– Я не хотел тебя втягивать, прости.
Она пожала плечами.
– Я сожалею обо всем, дорогая, о годах, когда меня не было рядом, о том, что…
– Прекрати, папа. Оставь слезливые признания для романов.
В этой фразе не было ни злости, ни сарказма. Она просто не хотела ворошить прошлое.
– Я прочла все твои книги.
– Правда? Твоя мама всегда говорила, что ты даже не притрагивалась к экземплярам, которые я присылал.
– Так я ей говорила. Потому что злилась. Но разве можно было не прочесть то, что рассказывает миллионам читателей мой отец… который со мной почти не общается?
Я попытался скрыть обиду за шуткой.
– А вот теперь ты говоришь, как героиня одного из моих романов, – пошутил я.
Мэйан повернулась ко мне, робко улыбнулась, взяла банку, чтобы занять руки, и сделала несколько глотков.
– Как ты будешь выбираться из этой истории? – спросила она.
– Выбора у меня нет: придется довериться правосудию.
– Ты это серьезно?! – возмутилась она. – Хочешь «довериться правосудию», приговорившему невиновных? Забыл, что они сделали с Тодом Уиллингемом[36]
, Троем Дэвисом[37], Джорджем Стинни[38] и многими другими?Мэйан нервным движением пригладила волосы.
– Как дела в институте? – спросил я, чтобы сменить тему.
– Все в порядке… было бы в порядке, если бы эти козлы не смотрели на меня, как на дочь монстра. Те же самые, что еще вчера набивались в друзья, уверяли, что «любят твое творчество и восхищаются твоей известностью»! Ха!
– Люди непостоянны и внушаемы, ими легко манипулировать.
– Ты меня удивляешь!
– Нелегко быть дочерью известного романиста, да, детка?
Она скорчила гримаску.
– Раньше мне приходилось терпеть насмешки из-за того, что я отставала по литературе – и это при отце-писателе! Потом преподаватели – они все ужасные снобы – стали презирать меня за то, что ты пишешь в «низком жанре».

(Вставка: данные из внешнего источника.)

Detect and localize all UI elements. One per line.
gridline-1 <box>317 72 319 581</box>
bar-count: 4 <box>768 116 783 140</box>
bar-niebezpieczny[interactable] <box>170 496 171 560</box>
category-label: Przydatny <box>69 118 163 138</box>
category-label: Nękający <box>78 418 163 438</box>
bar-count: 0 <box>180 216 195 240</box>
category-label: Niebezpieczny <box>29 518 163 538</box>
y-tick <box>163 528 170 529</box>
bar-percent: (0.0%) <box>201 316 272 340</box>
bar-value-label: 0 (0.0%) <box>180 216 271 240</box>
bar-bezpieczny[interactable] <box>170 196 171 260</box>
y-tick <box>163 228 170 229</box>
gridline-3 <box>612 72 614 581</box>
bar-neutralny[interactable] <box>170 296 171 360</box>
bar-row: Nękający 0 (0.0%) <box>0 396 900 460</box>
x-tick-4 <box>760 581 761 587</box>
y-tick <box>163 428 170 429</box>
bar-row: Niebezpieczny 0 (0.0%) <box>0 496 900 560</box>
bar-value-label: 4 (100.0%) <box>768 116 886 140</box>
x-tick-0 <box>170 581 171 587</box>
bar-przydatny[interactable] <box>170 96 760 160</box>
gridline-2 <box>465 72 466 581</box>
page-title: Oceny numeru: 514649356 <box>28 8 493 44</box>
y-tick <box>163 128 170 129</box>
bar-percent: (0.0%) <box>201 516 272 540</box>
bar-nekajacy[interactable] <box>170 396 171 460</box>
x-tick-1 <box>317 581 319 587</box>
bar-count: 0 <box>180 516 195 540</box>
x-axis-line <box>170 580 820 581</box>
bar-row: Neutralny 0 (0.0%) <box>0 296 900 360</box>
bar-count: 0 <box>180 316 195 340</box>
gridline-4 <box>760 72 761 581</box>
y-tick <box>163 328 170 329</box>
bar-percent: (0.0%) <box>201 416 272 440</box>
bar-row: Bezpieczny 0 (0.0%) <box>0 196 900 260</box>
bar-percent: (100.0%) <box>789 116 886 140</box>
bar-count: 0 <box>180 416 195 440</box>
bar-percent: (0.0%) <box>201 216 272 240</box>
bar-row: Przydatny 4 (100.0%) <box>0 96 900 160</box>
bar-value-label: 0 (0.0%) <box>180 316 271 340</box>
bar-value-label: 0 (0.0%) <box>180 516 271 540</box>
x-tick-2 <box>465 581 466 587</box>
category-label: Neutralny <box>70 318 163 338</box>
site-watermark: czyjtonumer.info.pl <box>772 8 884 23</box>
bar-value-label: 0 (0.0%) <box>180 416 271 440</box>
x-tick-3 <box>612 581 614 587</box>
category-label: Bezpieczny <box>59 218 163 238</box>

– Надо мной тоже насмехались, а насчет оценок по литературе… мне очень жаль.
– С чего бы?
– Возможно, ты недолюбливала гуманитарные науки из-за моего сочинительства.
– Возможно. Но ты не расстраивайся, я беру частные уроки, так что дела пошли на лад.
– Учить тебя должен был я.
– Мы к этому вернемся… потом.
Она встала.
– Пора идти, у меня дела.
Я окликнул ее:
– Мэйан…
– Что?
Я схватил ее в охапку и притянул к себе. Она не сопротивлялась. Я крепко обнимал дочь, вдыхал ее запах, целовал волосы. Я и забыл, какое это сладкое чувство – держать в объятиях своего ребенка.
– Люблю тебя, – шепнул я.
Она уткнулась лбом мне в грудь и заплакала.
– Не мучай меня, папа!
– Можешь не признаваться, я все равно знаю, что ты меня тоже любишь. Несмотря ни на что.
– А вот и нет.
Мэйан высвободилась, но не рывком, без раздражения, и сказала:
– Я помогу тебе выпутаться из передряги.
– Что ты имеешь в виду?
– У меня есть план.
Мне не понравился блеск в ее глазах.
– Не волнуйся, ничего противоправного я делать не собираюсь, – пообещала она и выскользнула за дверь прежде, чем я задал следующий вопрос.
Глава 38
Нэйтан поставил на стол два пакета из «Да Сильвано»[39]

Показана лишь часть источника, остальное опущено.